Ce dont rêve l’Europe

Pour commencer, il y a les ambitions de la Commission européenne. Ça n’a échappé à personne, le 1er janvier 2023, une nouvelle PAC est entrée en vigueur avec, parmi les nouvelles dispositions, une plus grande liberté laissée aux États membres dans leurs politiques agricoles, chacun devant néanmoins faire valider son « Plan Stratégique National » par la Commission européenne. Un système d’écorégimes avec des primes versées aux exploitants suivant des programmes environnementaux remplace également l’ancien « paiement vert » conditionnant une partie des aides directes aux pratiques environnementales des agriculteurs.

D’autres mesures prévoient enfin une diminution de l’utilisation de pesticides ainsi que l’augmentation des terres consacrées à l’agriculture biologique.

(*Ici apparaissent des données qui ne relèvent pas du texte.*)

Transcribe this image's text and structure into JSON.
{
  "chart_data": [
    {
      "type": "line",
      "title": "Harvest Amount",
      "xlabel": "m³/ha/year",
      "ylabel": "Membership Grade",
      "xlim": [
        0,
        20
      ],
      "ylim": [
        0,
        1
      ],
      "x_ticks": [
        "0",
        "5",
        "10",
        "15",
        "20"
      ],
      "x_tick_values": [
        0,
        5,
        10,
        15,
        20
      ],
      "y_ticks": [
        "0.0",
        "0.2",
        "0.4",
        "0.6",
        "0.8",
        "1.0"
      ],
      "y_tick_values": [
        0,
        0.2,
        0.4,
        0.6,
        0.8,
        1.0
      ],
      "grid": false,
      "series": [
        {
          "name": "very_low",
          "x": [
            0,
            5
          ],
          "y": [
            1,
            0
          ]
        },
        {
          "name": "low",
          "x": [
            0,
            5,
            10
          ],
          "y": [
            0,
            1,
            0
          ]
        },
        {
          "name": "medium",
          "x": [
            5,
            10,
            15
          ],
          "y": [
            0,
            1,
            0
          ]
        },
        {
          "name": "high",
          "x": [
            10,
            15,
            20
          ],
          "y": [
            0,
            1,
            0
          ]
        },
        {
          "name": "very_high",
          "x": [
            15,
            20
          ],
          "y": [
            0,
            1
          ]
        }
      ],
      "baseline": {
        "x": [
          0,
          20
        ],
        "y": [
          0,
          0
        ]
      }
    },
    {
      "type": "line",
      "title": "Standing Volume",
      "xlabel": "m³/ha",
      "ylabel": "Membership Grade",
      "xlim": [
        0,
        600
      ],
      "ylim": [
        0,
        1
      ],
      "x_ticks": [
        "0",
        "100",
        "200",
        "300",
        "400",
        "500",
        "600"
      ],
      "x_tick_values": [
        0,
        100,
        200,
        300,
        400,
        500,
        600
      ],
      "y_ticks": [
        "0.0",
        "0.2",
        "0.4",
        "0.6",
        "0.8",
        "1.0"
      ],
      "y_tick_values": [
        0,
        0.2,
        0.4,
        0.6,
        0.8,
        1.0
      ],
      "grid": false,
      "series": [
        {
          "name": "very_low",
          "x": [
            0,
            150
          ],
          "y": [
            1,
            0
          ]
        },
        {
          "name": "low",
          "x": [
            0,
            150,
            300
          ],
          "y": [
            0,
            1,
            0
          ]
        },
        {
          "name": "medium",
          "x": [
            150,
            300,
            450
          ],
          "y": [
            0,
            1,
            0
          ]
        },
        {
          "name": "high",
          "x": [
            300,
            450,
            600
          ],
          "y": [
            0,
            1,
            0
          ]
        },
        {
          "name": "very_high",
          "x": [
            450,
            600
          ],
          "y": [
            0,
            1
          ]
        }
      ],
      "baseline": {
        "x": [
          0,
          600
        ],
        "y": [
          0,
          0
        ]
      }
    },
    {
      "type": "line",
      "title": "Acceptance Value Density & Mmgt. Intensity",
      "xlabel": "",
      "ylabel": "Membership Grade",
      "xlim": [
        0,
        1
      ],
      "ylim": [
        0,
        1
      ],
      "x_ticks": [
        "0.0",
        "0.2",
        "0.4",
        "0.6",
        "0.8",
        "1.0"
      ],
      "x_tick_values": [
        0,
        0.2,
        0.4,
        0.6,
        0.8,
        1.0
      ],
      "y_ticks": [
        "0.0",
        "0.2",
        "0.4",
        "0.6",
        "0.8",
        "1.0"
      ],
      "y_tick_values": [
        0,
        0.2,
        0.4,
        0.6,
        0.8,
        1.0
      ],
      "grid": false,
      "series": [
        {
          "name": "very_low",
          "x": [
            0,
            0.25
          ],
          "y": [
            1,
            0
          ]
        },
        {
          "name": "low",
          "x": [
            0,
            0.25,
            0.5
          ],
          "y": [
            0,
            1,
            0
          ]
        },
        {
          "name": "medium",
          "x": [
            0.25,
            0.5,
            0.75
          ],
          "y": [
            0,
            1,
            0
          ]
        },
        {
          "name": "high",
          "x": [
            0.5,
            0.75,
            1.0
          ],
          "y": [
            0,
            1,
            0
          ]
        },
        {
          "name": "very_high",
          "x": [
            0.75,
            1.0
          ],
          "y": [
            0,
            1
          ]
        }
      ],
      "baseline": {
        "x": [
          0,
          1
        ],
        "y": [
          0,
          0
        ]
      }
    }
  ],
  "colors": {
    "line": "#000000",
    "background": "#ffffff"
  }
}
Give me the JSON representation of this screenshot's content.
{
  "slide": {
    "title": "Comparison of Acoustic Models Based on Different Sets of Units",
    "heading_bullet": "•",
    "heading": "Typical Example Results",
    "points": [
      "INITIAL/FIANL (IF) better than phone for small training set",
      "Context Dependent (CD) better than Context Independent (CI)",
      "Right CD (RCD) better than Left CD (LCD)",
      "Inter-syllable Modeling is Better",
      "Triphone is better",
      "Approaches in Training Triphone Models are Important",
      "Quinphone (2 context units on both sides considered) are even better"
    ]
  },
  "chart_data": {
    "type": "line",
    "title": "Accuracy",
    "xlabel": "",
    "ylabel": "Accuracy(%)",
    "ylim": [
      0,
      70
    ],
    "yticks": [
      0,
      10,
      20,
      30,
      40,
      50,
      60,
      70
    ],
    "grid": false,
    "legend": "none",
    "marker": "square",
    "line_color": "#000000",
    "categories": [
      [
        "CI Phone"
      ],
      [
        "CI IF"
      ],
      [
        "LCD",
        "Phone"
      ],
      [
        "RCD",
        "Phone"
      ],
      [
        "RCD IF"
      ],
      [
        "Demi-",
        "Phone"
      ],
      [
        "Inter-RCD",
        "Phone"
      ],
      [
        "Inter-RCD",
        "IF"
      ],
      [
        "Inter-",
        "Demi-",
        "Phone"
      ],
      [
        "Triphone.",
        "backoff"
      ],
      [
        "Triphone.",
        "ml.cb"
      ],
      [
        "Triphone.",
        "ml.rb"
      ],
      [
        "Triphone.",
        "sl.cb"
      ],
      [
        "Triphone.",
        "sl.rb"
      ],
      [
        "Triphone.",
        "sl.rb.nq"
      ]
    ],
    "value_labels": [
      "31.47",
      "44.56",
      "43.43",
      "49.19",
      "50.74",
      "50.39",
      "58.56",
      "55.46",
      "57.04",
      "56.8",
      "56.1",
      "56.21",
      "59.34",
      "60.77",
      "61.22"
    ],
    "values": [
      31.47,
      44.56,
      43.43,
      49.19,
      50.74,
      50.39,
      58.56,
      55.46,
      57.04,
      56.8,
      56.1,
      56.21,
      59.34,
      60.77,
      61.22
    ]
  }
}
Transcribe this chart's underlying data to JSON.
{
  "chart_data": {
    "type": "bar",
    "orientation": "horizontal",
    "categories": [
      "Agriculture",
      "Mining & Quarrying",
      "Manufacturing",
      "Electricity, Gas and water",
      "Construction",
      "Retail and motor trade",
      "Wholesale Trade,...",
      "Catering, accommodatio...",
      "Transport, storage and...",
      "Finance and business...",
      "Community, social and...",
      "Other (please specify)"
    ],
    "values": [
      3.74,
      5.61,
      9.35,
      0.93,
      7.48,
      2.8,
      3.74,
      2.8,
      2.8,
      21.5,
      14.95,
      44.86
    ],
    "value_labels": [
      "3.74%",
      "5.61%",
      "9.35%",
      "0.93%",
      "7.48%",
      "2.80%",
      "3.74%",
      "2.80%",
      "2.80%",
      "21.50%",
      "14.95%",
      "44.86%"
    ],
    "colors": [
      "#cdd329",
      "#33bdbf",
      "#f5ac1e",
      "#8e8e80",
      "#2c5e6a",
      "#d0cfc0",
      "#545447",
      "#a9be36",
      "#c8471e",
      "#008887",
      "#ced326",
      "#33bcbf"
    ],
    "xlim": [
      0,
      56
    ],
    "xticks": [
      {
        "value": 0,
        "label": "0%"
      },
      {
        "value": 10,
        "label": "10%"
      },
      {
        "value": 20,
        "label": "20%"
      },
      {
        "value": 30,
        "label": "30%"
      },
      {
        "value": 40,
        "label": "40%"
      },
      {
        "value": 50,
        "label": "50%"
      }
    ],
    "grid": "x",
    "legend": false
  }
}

Les écorégimes seront obligatoires en 2025.

Ainsi, pour 2030, on souhaite diminuer de 50 % les PPP. « La question est de savoir qu’elle est le moment de référence pour cela. Il n’y a pas d’accord à ce sujet. Si on débute aux années 90’, l’objectif est déjà atteint en fait ! ». On parle également d’une diminution de 30 % des fertilisants chimiques et de 25 à 30 % d’agriculture biologique.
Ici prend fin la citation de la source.